Dabei ist vollkommen unerheblich, ob ihr damit rechnet, in der Datei geführt zu werden! Das kann jede und jeden betreffen! Daher sollte auch jede und jeder ein Auskunftsersuchen abschicken!

Das könnte der Willkommensgruß für den neuen Hamburger Innensenator Andy Grote (SPD) werden. Der wurde am vergangenen Mittwoch in der Hamburgischen Bürgerschaft vereidigt, nachdem wenige Tage zuvor Michael Neumann (SPD) von seinem Amt als Senator für Inneres und Sport zurückgetreten war. Der Lehrbeauftrage an der Helmut-Schmidt-Universität (Uni der Bundeswehr) war als "Klobürsten-Senator" in die Geschichte der Hamburger Senatoren-Galerie eingegangen.

In seine Amtszeit - und somit Verantwortung - fallen u.a. das berühmt-berüchtigte Gefahrengebiet im Hamburger Schanzenviertel, für das die Klobürste als Zeichen des Widerstandes steht (Freie und Polizeistadt Hamburg), der katastrophale behördliche Umgang mit den Flüchtlingen in Hamburg - erst kürzlich wurden erneut im großen Stil Flüchtlinge in Zelten untergebracht - sowie die so kostspielige wie erfolglose Olympia-Bewerbung.
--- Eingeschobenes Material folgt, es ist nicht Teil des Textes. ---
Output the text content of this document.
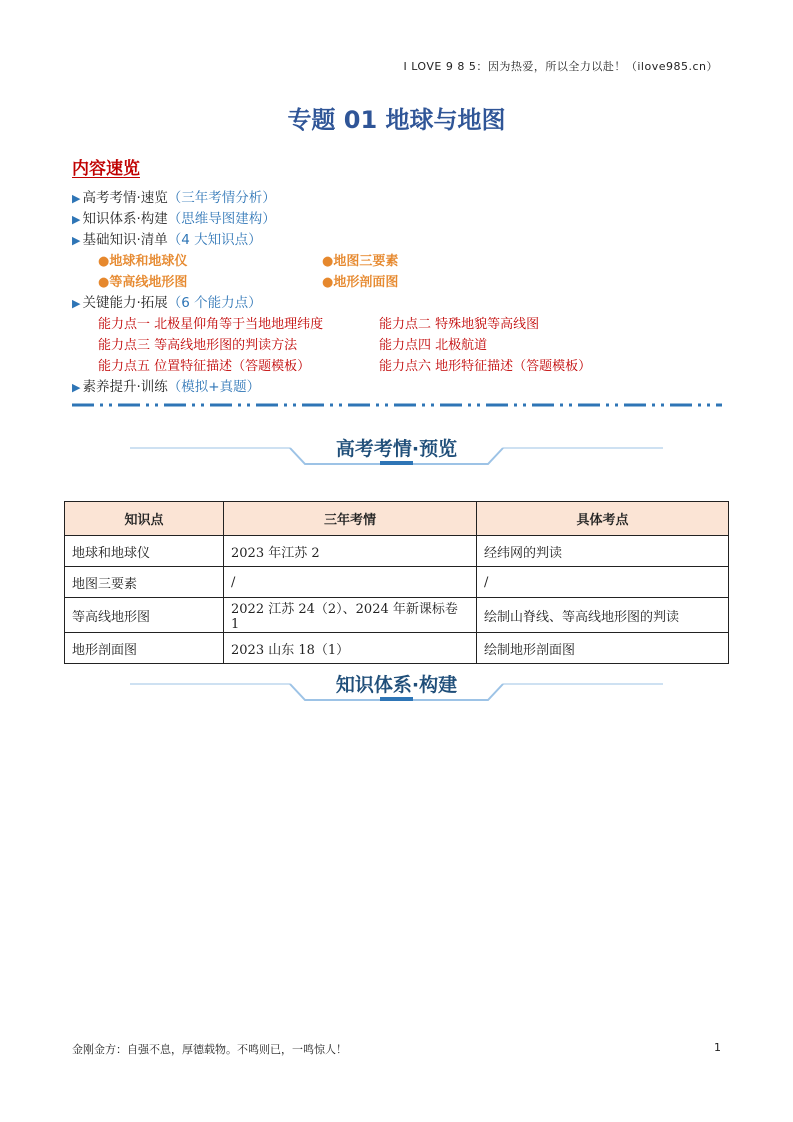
I LOVE 9 8 5：因为热爱，所以全力以赴！（ilove985.cn）
专题 01 地球与地图
内容速览
▶ 高考考情·速览（三年考情分析）
▶ 知识体系·构建（思维导图建构）
▶ 基础知识·清单（4 大知识点）
●地球和地球仪	●地图三要素
●等高线地形图	●地形剖面图
▶ 关键能力·拓展（6 个能力点）
能力点一 北极星仰角等于当地地理纬度	能力点二 特殊地貌等高线图
能力点三 等高线地形图的判读方法	能力点四 北极航道
能力点五 位置特征描述（答题模板）	能力点六 地形特征描述（答题模板）
▶ 素养提升·训练（模拟+真题）
高考考情·预览
知识点	三年考情	具体考点
地球和地球仪	2023 年江苏 2	经纬网的判读
地图三要素	/	/
等高线地形图	2022 江苏 24（2）、2024 年新课标卷 1	绘制山脊线、等高线地形图的判读
地形剖面图	2023 山东 18（1）	绘制地形剖面图
知识体系·构建
金刚金方：自强不息，厚德载物。不鸣则已，一鸣惊人！	1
Dem Ansinnen der Hansestadt, sich als Austragungsort für Olympia 2024 zu bewerben, war mittels eines Referendums am 29. November 2015 eine Absage erteilt worden. Allerdings weist Neumann den Zusammenhang seines Rücktritts mit der Olympia-Schlappe von sich.

Grote jedenfalls tritt ein schweres Erbe an, und dieser Polizeiskandal wird dem bisherigen Chef des Bezirksamtes Hamburg-Mitte den Einstieg sicher nicht erleichtern.